"The eye of the master fattens the horse" is a proverbial phrase suggesting that to get the best outcomes, a manager needs to keep an eye on what's happening. While staff should not be described as either fat or horse-like, there is some credence to the saying when it comes to the trend of staff working remotely – keeping connected is essential.
Here are some top tips for flexible working success:
1. If it's not written down it didn't happen
We constantly see employers and employees trying to use their recollection of a conversation as a basis for their views. However, the Employment Relations Authority tends to subscribe to the theory that if it's not written down, it's easiest to find that the conversation, the allegation, or the event did not happen.
Take away the guesswork and prepare a specific workplace policy dealing with the many issues that arise when someone is working remotely, especially from home. A remote working policy should deal with four main areas:
• Tools and equipment – make a record of what is required to properly work from home and detail what the employer is providing.

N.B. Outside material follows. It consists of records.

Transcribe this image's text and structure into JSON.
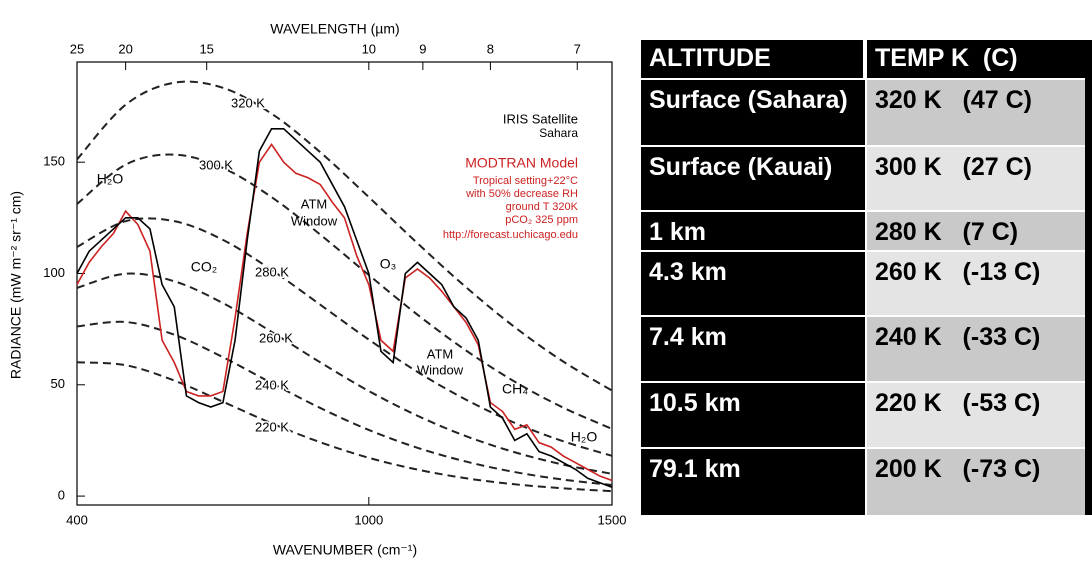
{
  "chart_data": {
    "type": "line",
    "x_top_label": "WAVELENGTH (µm)",
    "x_label": "WAVENUMBER (cm⁻¹)",
    "y_label": "RADIANCE (mW m⁻² sr⁻¹ cm)",
    "xlim": [
      400,
      1500
    ],
    "xticks": [
      400,
      1000,
      1500
    ],
    "x2ticks": [
      25,
      20,
      15,
      10,
      9,
      8,
      7
    ],
    "ylim": [
      -4,
      195
    ],
    "yticks": [
      0,
      50,
      100,
      150
    ],
    "x": [
      400,
      425,
      450,
      475,
      500,
      525,
      550,
      575,
      600,
      625,
      650,
      675,
      700,
      725,
      750,
      775,
      800,
      825,
      850,
      875,
      900,
      925,
      950,
      975,
      1000,
      1025,
      1050,
      1075,
      1100,
      1125,
      1150,
      1175,
      1200,
      1225,
      1250,
      1275,
      1300,
      1325,
      1350,
      1375,
      1400,
      1425,
      1450,
      1475,
      1500
    ],
    "series": [
      {
        "name": "IRIS Satellite",
        "color": "#000000",
        "style": "solid",
        "values": [
          100,
          110,
          115,
          120,
          125,
          125,
          120,
          95,
          85,
          45,
          42,
          40,
          42,
          70,
          115,
          155,
          165,
          165,
          160,
          155,
          150,
          140,
          130,
          115,
          100,
          65,
          60,
          100,
          105,
          100,
          95,
          85,
          80,
          70,
          40,
          35,
          25,
          28,
          20,
          18,
          15,
          12,
          8,
          6,
          4
        ]
      },
      {
        "name": "MODTRAN Model",
        "color": "#cc2222",
        "style": "solid",
        "values": [
          95,
          105,
          112,
          118,
          128,
          122,
          110,
          70,
          60,
          47,
          45,
          45,
          47,
          80,
          118,
          150,
          158,
          150,
          145,
          143,
          140,
          132,
          125,
          108,
          95,
          70,
          65,
          98,
          102,
          98,
          92,
          85,
          78,
          68,
          42,
          38,
          30,
          32,
          24,
          22,
          18,
          15,
          12,
          9,
          7
        ]
      },
      {
        "name": "320 K",
        "color": "#222222",
        "style": "dashed",
        "x": [
          400,
          500,
          600,
          700,
          800,
          900,
          1000,
          1100,
          1200,
          1300,
          1400,
          1500
        ],
        "values": [
          151.2,
          175.8,
          185.7,
          183.4,
          171.8,
          154.5,
          134.3,
          113.6,
          93.8,
          75.9,
          60.4,
          47.4
        ]
      },
      {
        "name": "300 K",
        "color": "#222222",
        "style": "dashed",
        "x": [
          400,
          500,
          600,
          700,
          800,
          900,
          1000,
          1100,
          1200,
          1300,
          1400,
          1500
        ],
        "values": [
          131.2,
          148.9,
          153.4,
          147.4,
          134.3,
          117.5,
          99.3,
          81.5,
          65.4,
          51.4,
          39.7,
          30.2
        ]
      },
      {
        "name": "280 K",
        "color": "#222222",
        "style": "dashed",
        "x": [
          400,
          500,
          600,
          700,
          800,
          900,
          1000,
          1100,
          1200,
          1300,
          1400,
          1500
        ],
        "values": [
          111.9,
          123.5,
          123.5,
          115.1,
          101.6,
          86.0,
          70.3,
          55.8,
          43.3,
          32.9,
          24.6,
          18.1
        ]
      },
      {
        "name": "260 K",
        "color": "#222222",
        "style": "dashed",
        "x": [
          400,
          500,
          600,
          700,
          800,
          900,
          1000,
          1100,
          1200,
          1300,
          1400,
          1500
        ],
        "values": [
          93.5,
          99.9,
          96.5,
          86.7,
          73.8,
          60.1,
          47.2,
          36.1,
          26.9,
          19.7,
          14.1,
          10.0
        ]
      },
      {
        "name": "240 K",
        "color": "#222222",
        "style": "dashed",
        "x": [
          400,
          500,
          600,
          700,
          800,
          900,
          1000,
          1100,
          1200,
          1300,
          1400,
          1500
        ],
        "values": [
          76.2,
          78.2,
          72.5,
          62.4,
          50.8,
          39.6,
          29.7,
          21.7,
          15.5,
          10.8,
          7.4,
          5.0
        ]
      },
      {
        "name": "220 K",
        "color": "#222222",
        "style": "dashed",
        "x": [
          400,
          500,
          600,
          700,
          800,
          900,
          1000,
          1100,
          1200,
          1300,
          1400,
          1500
        ],
        "values": [
          60.1,
          58.8,
          51.9,
          42.4,
          32.7,
          24.2,
          17.2,
          11.9,
          8.0,
          5.3,
          3.5,
          2.2
        ]
      }
    ],
    "annotations": [
      {
        "text": "H₂O",
        "color": "#000000"
      },
      {
        "text": "CO₂",
        "color": "#000000"
      },
      {
        "text": "ATM",
        "color": "#000000"
      },
      {
        "text": "Window",
        "color": "#000000"
      },
      {
        "text": "O₃",
        "color": "#000000"
      },
      {
        "text": "ATM",
        "color": "#000000"
      },
      {
        "text": "Window",
        "color": "#000000"
      },
      {
        "text": "CH₄",
        "color": "#000000"
      },
      {
        "text": "H₂O",
        "color": "#000000"
      },
      {
        "text": "Sahara",
        "color": "#000000"
      },
      {
        "text": "Tropical setting+22°C",
        "color": "#cc2222"
      },
      {
        "text": "with 50% decrease RH",
        "color": "#cc2222"
      },
      {
        "text": "ground T 320K",
        "color": "#cc2222"
      },
      {
        "text": "pCO₂ 325 ppm",
        "color": "#cc2222"
      },
      {
        "text": "http://forecast.uchicago.edu",
        "color": "#cc2222"
      }
    ]
  },
  "table": {
    "header": [
      "ALTITUDE",
      "TEMP K  (C)"
    ],
    "rows": [
      [
        "Surface (Sahara)",
        "320 K   (47 C)"
      ],
      [
        "Surface (Kauai)",
        "300 K   (27 C)"
      ],
      [
        "1 km",
        "280 K   (7 C)"
      ],
      [
        "4.3 km",
        "260 K   (-13 C)"
      ],
      [
        "7.4 km",
        "240 K   (-33 C)"
      ],
      [
        "10.5 km",
        "220 K   (-53 C)"
      ],
      [
        "79.1 km",
        "200 K   (-73 C)"
      ]
    ]
  }
}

• Occupational safety and health requirements – consider the employee's physical and mental safety in the home environment. If an employee were to suffer an injury whilst working from home, it would still be a workplace injury, to which the employer would need to respond.
• Confidentiality and security – maintain cyber-security and ensure the data and information accessible from your employee's laptop or phone cannot be compromised. Remind your employees of their obligations to maintain security of both digital media and documents against their own families and the world at large.
• Expectation and relationships – clearly outline what is expected from an employee who is working remotely away from the normal workplace.
2. Keep in touch
Staff feeling disconnected and lonely is one of the most common reasons remote work arrangements fail. Remote working is a high-trust model of employment, and the employer needs to be aware of what the employee is doing so they can be collaborative and supportive.
At the start of a distance-working relationship, there should be more contact between employer and employee than would have been the case if both parties had been in the same office.
Both parties should think about ways to keep connected and formally agree a schedule of contact times in advance, at least until trust and protocols have been established.
Occasional welfare checks and virtual water-cooler conversations are good techniques to reinforce the connection and to support staff working remotely. A virtual shared morning tea or Friday-night drinks can provide a well-received respite from the normal workday.
3. Use technology
Technologies like conference calling, whether audio or audio-visual, are great reminders that staff working remotely are still part of a larger team. Have a dedicated system for communicating internally – like Zoom or Microsoft Teams – and train and encourage your staff to use it. The more familiar the technology, the more likely it is to be used.
4. Set clear expectations
Just as you would for staff working in the office, set clear expectations for staff working from home about what is expected of them. Discuss (and record your decisions) issues such as expected work outputs and hours when working from home, the duration of the remote working arrangement, and if it is permanent or a trial, and when the arrangement will be reviewed.
5. Encourage employees to identify when they are in work mode
When working from home, it is difficult to delineate between work time and home time. Often this means the employee doesn't truly feel they can switch off. Attending to work- related matters ad hoc over a 14 hour-day is a bad practice, and may lead to burn-out.
Encourage staff to understand, identify and establish proper boundaries around work times. Be mindful that not everyone works in the same way. Practically, this may mean things like staff setting up a dedicated "work" space at home (rather than working at the kitchen table, where work/home boundaries are more blurred), or those with childcare duties preferring to work in the evening or on a split shift.
Through our own experience, and through working with many local companies, we have found that keeping staff included and connected to the workplace is the best way to ensure remote working success.
In a really good workplace, the reason for staying connected is not to fatten the horse but to maintain a great workplace culture; if that is done correctly, productivity will almost always follow.
• David Grindle is director in charge of the employment law team at WRMK Lawyers. He has practised in this area of the law for 17 years.